I grew up in a coal town in Nova Scotia. Growing up, teachers told us about the strikes in the 20's, the starvation, the hardship. I don't think us kids really understood. We just wanted to know was it recess yet? Those were the old people's stories. It had nothing to do with us at the time. Seeing it all laid out in black and white in Coal Black Heart by John DeMont, I felt very strange. I knew about it but reading it was different.
DeMont's obsession with the coal industry starts with the Westray disaster in 1992. He was a reporter for Macleans Magazine sent to cover the story. Having family roots in mining but no direct contact with coal himself, the stories he heard peaked his curiosity. He began what would become years of research for this book, tracing the history of coal in Nova Scotia.
DeMont starts at the beginning, when Nova Scotia was covered in tropical forest, moves through the arrival of the Europeans, the glory days of coal, and it's demise in the province.

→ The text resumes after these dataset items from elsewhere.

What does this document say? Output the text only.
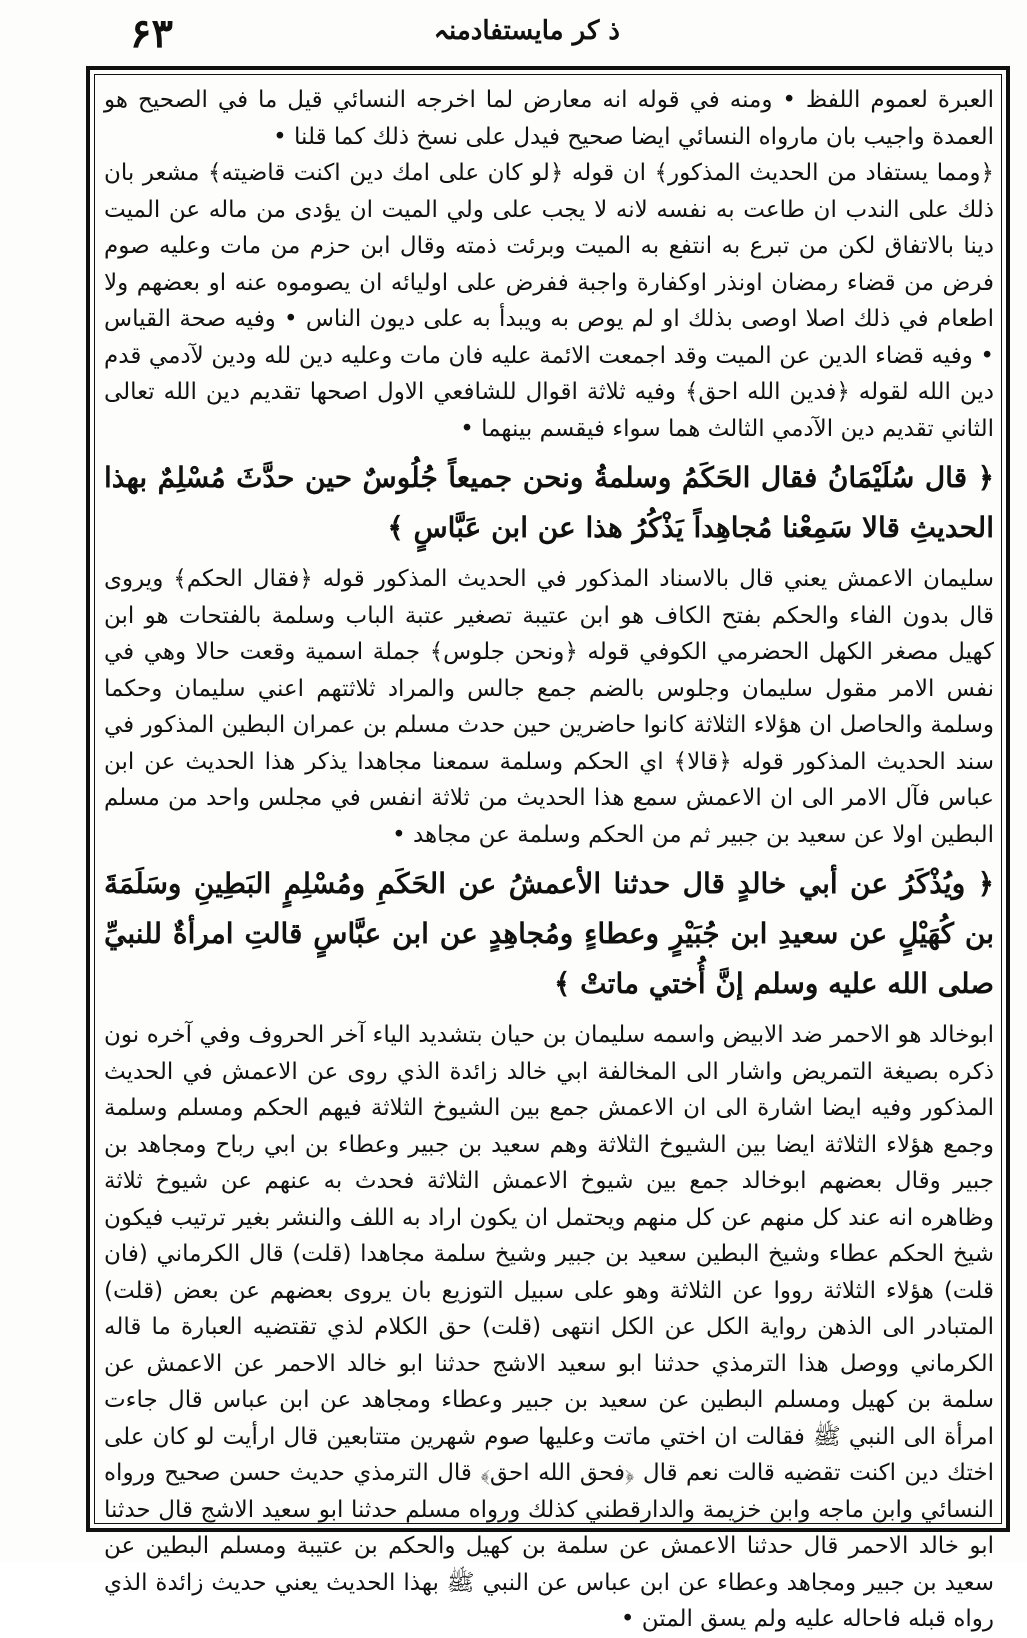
ذ کر مایستفادمنہ
۶۳

العبرة لعموم اللفظ • ومنه في قوله انه معارض لما اخرجه النسائي قيل ما في الصحيح هو العمدة واجيب بان مارواه النسائي ايضا صحيح فيدل على نسخ ذلك كما قلنا •

﴿ومما يستفاد من الحديث المذكور﴾ ان قوله ﴿لو كان على امك دين اكنت قاضيته﴾ مشعر بان ذلك على الندب ان طاعت به نفسه لانه لا يجب على ولي الميت ان يؤدى من ماله عن الميت دينا بالاتفاق لكن من تبرع به انتفع به الميت وبرئت ذمته وقال ابن حزم من مات وعليه صوم فرض من قضاء رمضان اونذر اوكفارة واجبة ففرض على اوليائه ان يصوموه عنه او بعضهم ولا اطعام في ذلك اصلا اوصى بذلك او لم يوص به ويبدأ به على ديون الناس • وفيه صحة القياس • وفيه قضاء الدين عن الميت وقد اجمعت الائمة عليه فان مات وعليه دين لله ودين لآدمي قدم دين الله لقوله ﴿فدين الله احق﴾ وفيه ثلاثة اقوال للشافعي الاول اصحها تقديم دين الله تعالى الثاني تقديم دين الآدمي الثالث هما سواء فيقسم بينهما •

﴿ قال سُلَيْمَانُ فقال الحَكَمُ وسلمةُ ونحن جميعاً جُلُوسٌ حين حدَّثَ مُسْلِمٌ بهذا الحديثِ قالا سَمِعْنا مُجاهِداً يَذْكُرُ هذا عن ابن عَبَّاسٍ ﴾

سليمان الاعمش يعني قال بالاسناد المذكور في الحديث المذكور قوله ﴿فقال الحكم﴾ ويروى قال بدون الفاء والحكم بفتح الكاف هو ابن عتيبة تصغير عتبة الباب وسلمة بالفتحات هو ابن كهيل مصغر الكهل الحضرمي الكوفي قوله ﴿ونحن جلوس﴾ جملة اسمية وقعت حالا وهي في نفس الامر مقول سليمان وجلوس بالضم جمع جالس والمراد ثلاثتهم اعني سليمان وحكما وسلمة والحاصل ان هؤلاء الثلاثة كانوا حاضرين حين حدث مسلم بن عمران البطين المذكور في سند الحديث المذكور قوله ﴿قالا﴾ اي الحكم وسلمة سمعنا مجاهدا يذكر هذا الحديث عن ابن عباس فآل الامر الى ان الاعمش سمع هذا الحديث من ثلاثة انفس في مجلس واحد من مسلم البطين اولا عن سعيد بن جبير ثم من الحكم وسلمة عن مجاهد •

﴿ ويُذْكَرُ عن أبي خالدٍ قال حدثنا الأعمشُ عن الحَكَمِ ومُسْلِمٍ البَطِينِ وسَلَمَةَ بن كُهَيْلٍ عن سعيدِ ابن جُبَيْرٍ وعطاءٍ ومُجاهِدٍ عن ابن عبَّاسٍ قالتِ امرأةٌ للنبيِّ صلى الله عليه وسلم إنَّ أُختي ماتتْ ﴾

ابوخالد هو الاحمر ضد الابيض واسمه سليمان بن حيان بتشديد الياء آخر الحروف وفي آخره نون ذكره بصيغة التمريض واشار الى المخالفة ابي خالد زائدة الذي روى عن الاعمش في الحديث المذكور وفيه ايضا اشارة الى ان الاعمش جمع بين الشيوخ الثلاثة فيهم الحكم ومسلم وسلمة وجمع هؤلاء الثلاثة ايضا بين الشيوخ الثلاثة وهم سعيد بن جبير وعطاء بن ابي رباح ومجاهد بن جبير وقال بعضهم ابوخالد جمع بين شيوخ الاعمش الثلاثة فحدث به عنهم عن شيوخ ثلاثة وظاهره انه عند كل منهم عن كل منهم ويحتمل ان يكون اراد به اللف والنشر بغير ترتيب فيكون شيخ الحكم عطاء وشيخ البطين سعيد بن جبير وشيخ سلمة مجاهدا (قلت) قال الكرماني (فان قلت) هؤلاء الثلاثة رووا عن الثلاثة وهو على سبيل التوزيع بان يروى بعضهم عن بعض (قلت) المتبادر الى الذهن رواية الكل عن الكل انتهى (قلت) حق الكلام لذي تقتضيه العبارة ما قاله الكرماني ووصل هذا الترمذي حدثنا ابو سعيد الاشج حدثنا ابو خالد الاحمر عن الاعمش عن سلمة بن كهيل ومسلم البطين عن سعيد بن جبير وعطاء ومجاهد عن ابن عباس قال جاءت امرأة الى النبي ﷺ فقالت ان اختي ماتت وعليها صوم شهرين متتابعين قال ارأيت لو كان على اختك دين اكنت تقضيه قالت نعم قال ﴿فحق الله احق﴾ قال الترمذي حديث حسن صحيح ورواه النسائي وابن ماجه وابن خزيمة والدارقطني كذلك ورواه مسلم حدثنا ابو سعيد الاشج قال حدثنا ابو خالد الاحمر قال حدثنا الاعمش عن سلمة بن كهيل والحكم بن عتيبة ومسلم البطين عن سعيد بن جبير ومجاهد وعطاء عن ابن عباس عن النبي ﷺ بهذا الحديث يعني حديث زائدة الذي رواه قبله فاحاله عليه ولم يسق المتن •
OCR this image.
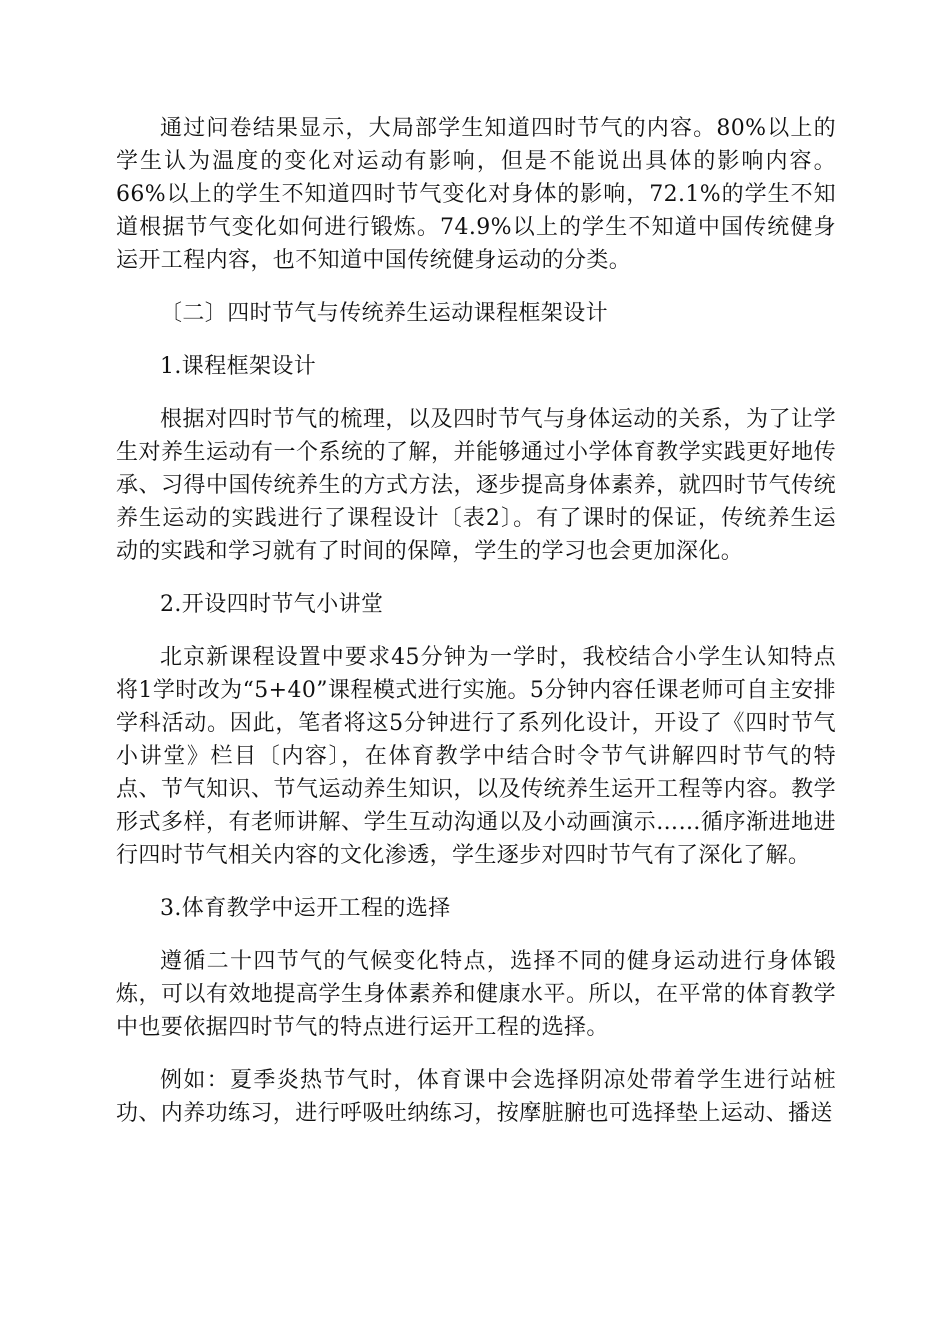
通过问卷结果显示，大局部学生知道四时节气的内容。80%以上的学生认为温度的变化对运动有影响，但是不能说出具体的影响内容。66%以上的学生不知道四时节气变化对身体的影响，72.1%的学生不知道根据节气变化如何进行锻炼。74.9%以上的学生不知道中国传统健身运开工程内容，也不知道中国传统健身运动的分类。

〔二〕四时节气与传统养生运动课程框架设计

1.课程框架设计

根据对四时节气的梳理，以及四时节气与身体运动的关系，为了让学生对养生运动有一个系统的了解，并能够通过小学体育教学实践更好地传承、习得中国传统养生的方式方法，逐步提高身体素养，就四时节气传统养生运动的实践进行了课程设计〔表2〕。有了课时的保证，传统养生运动的实践和学习就有了时间的保障，学生的学习也会更加深化。

2.开设四时节气小讲堂

北京新课程设置中要求45分钟为一学时，我校结合小学生认知特点将1学时改为“5+40”课程模式进行实施。5分钟内容任课老师可自主安排学科活动。因此，笔者将这5分钟进行了系列化设计，开设了《四时节气小讲堂》栏目〔内容〕，在体育教学中结合时令节气讲解四时节气的特点、节气知识、节气运动养生知识，以及传统养生运开工程等内容。教学形式多样，有老师讲解、学生互动沟通以及小动画演示……循序渐进地进行四时节气相关内容的文化渗透，学生逐步对四时节气有了深化了解。

3.体育教学中运开工程的选择

遵循二十四节气的气候变化特点，选择不同的健身运动进行身体锻炼，可以有效地提高学生身体素养和健康水平。所以，在平常的体育教学中也要依据四时节气的特点进行运开工程的选择。

例如：夏季炎热节气时，体育课中会选择阴凉处带着学生进行站桩功、内养功练习，进行呼吸吐纳练习，按摩脏腑也可选择垫上运动、播送
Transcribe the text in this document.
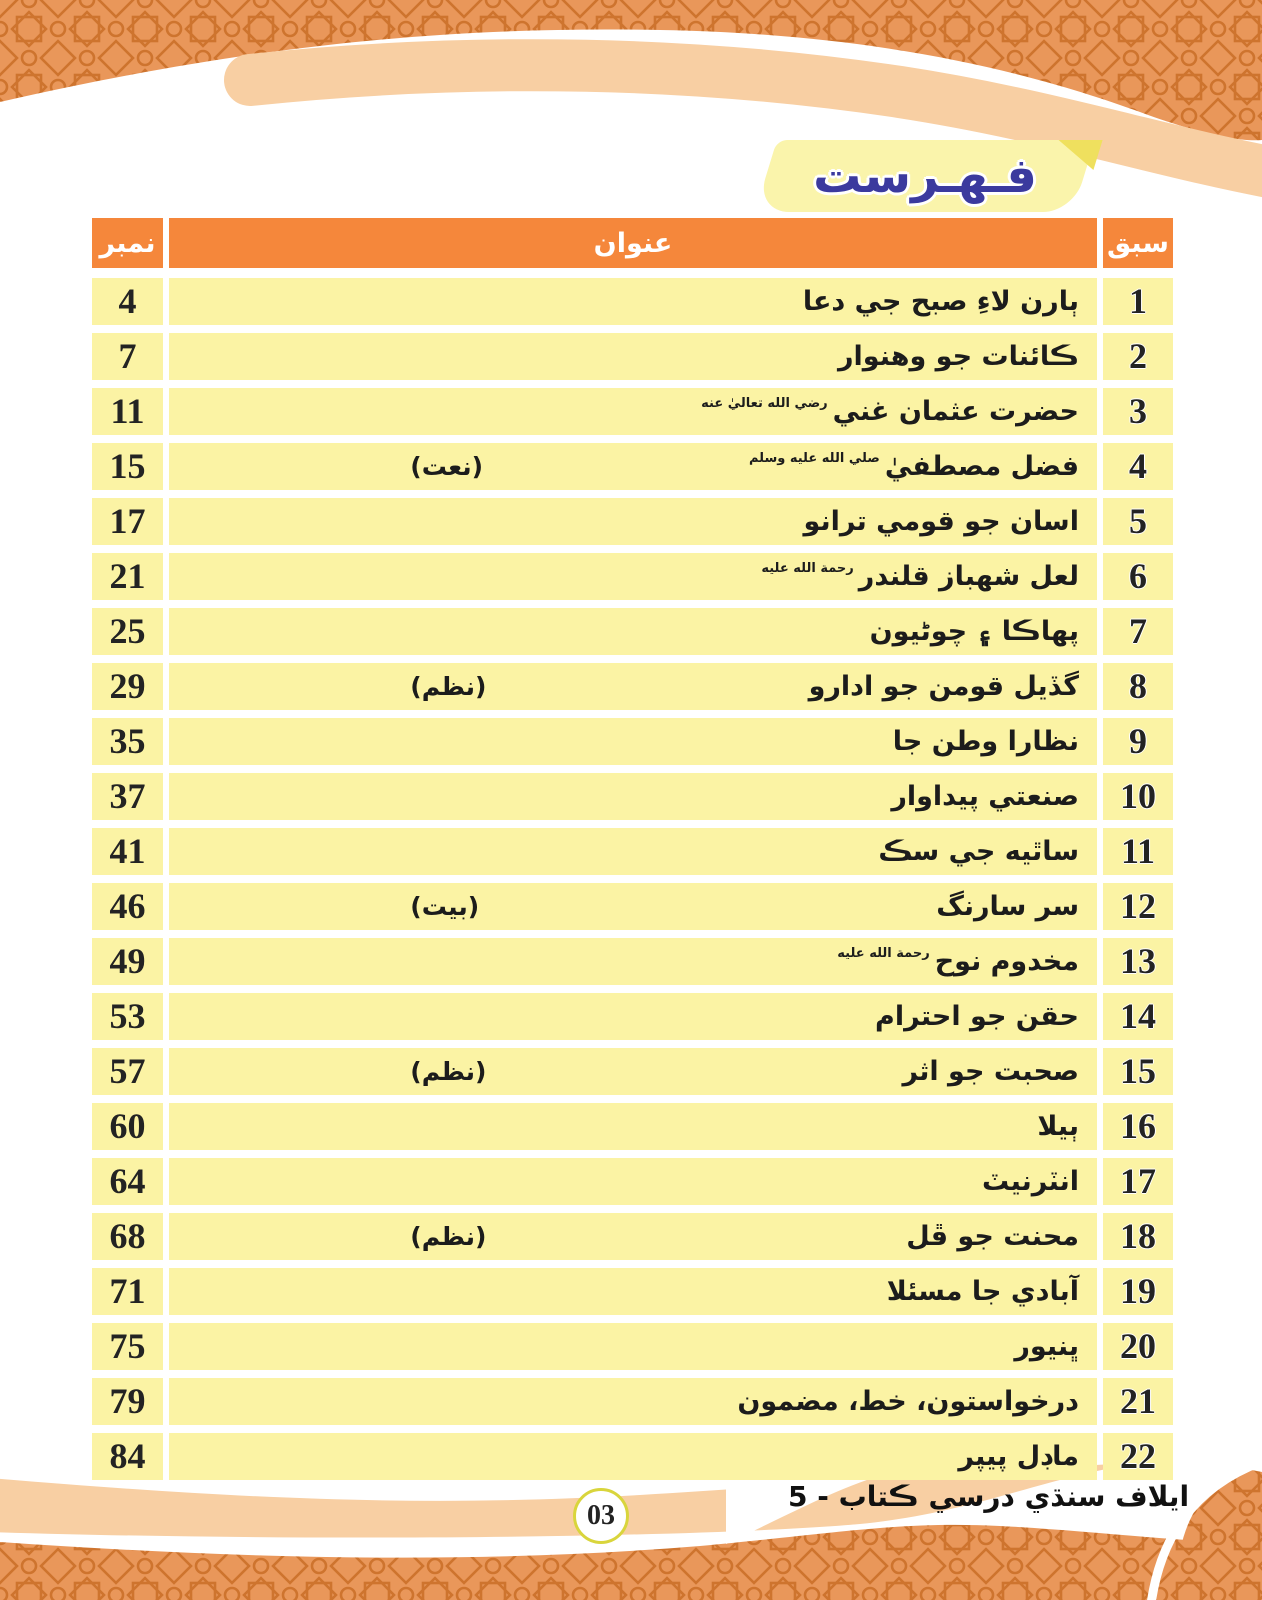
فـهـرست
سبق
عنوان
نمبر
1
ٻارن لاءِ صبح جي دعا
4
2
ڪائنات جو وهنوار
7
3
حضرت عثمان غني
رضي الله تعاليٰ عنه
11
4
فضل مصطفيٰ
صلي الله عليه وسلم
(نعت)
15
5
اسان جو قومي ترانو
17
6
لعل شهباز قلندر
رحمة الله عليه
21
7
پهاڪا ۽ چوڻيون
25
8
گڏيل قومن جو ادارو
(نظم)
29
9
نظارا وطن جا
35
10
صنعتي پيداوار
37
11
ساٿيه جي سڪ
41
12
سر سارنگ
(بيت)
46
13
مخدوم نوح
رحمة الله عليه
49
14
حقن جو احترام
53
15
صحبت جو اثر
(نظم)
57
16
ٻيلا
60
17
انٽرنيٽ
64
18
محنت جو ڦل
(نظم)
68
19
آبادي جا مسئلا
71
20
ڀنيور
75
21
درخواستون، خط، مضمون
79
22
ماڊل پيپر
84
ايلاف سنڌي درسي ڪتاب - 5
03
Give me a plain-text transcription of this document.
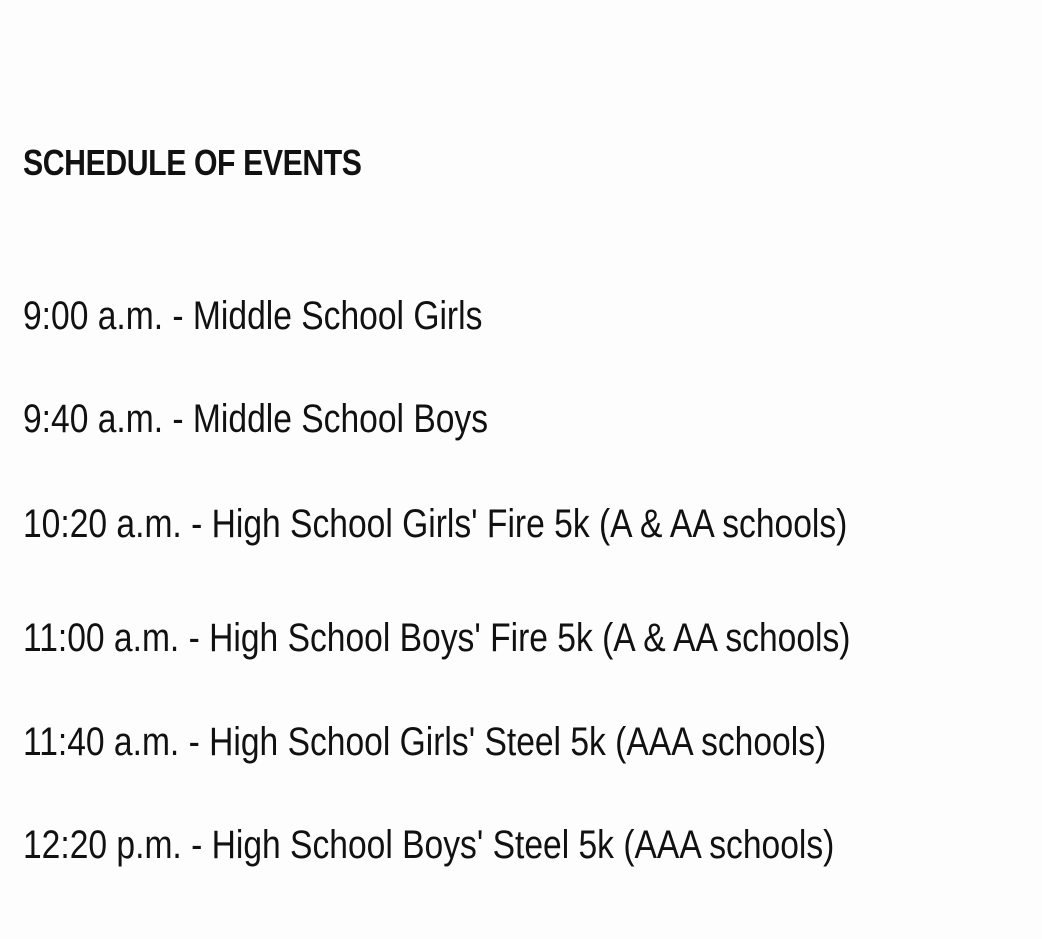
SCHEDULE OF EVENTS

9:00 a.m. - Middle School Girls

9:40 a.m. - Middle School Boys

10:20 a.m. - High School Girls' Fire 5k (A & AA schools)

11:00 a.m. - High School Boys' Fire 5k (A & AA schools)

11:40 a.m. - High School Girls' Steel 5k (AAA schools)

12:20 p.m. - High School Boys' Steel 5k (AAA schools)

Coal mining is a dirty and dangerous job, even today, but a few hundred years ago it was a death sentence. In England, men, women and children maimed themselves to pull it from underground. When the opportunity to better their lives in Canada came, people from all over moved to Nova Scotia. They found that things weren't much better.
'The Company' practically owned the miners, renting them shacks and requiring them to buy only from The Company stores. Since the miners had no choice but to buy their goods from the store, gauging was the norm and miners found that they owed The Company more than they made. God forbid a man get sick and be unable to work! In the 1920's, the miners could take no more and thousands of workers refused to go underground. They were threatened and beaten, even the government sent troops to force them back to work. They stuck to it for months while the arrogant mine owners bragged that they would starve them back to the mines.
Finally, the workers won and as time went on conditions in the mine and at home improved. When I was a kid, just about everyone I knew had a Dad or an Uncle or a Grandfather in 'The Pit'. Coal was king. Then it fell to pieces with the drop in coal prices. The mines closed and the coal towns shrunk.
DeMont manages to mix historical fact with his own family history which adds personality to the grimness of the book. He mixes in little asides about the characters who worked in the mines and how they lived and shaped the towns that grew around the mines. It's quite a thorough history as well, and helps explain to the world why Nova Scotia (in particular Cape Breton) is the way it is- the good, the bad and the ugly. It is often dark but he manages to end the book on a hopeful note.
Recommended to anyone with an interest in history, especially Canadian.
Thanks to Random House for the copy.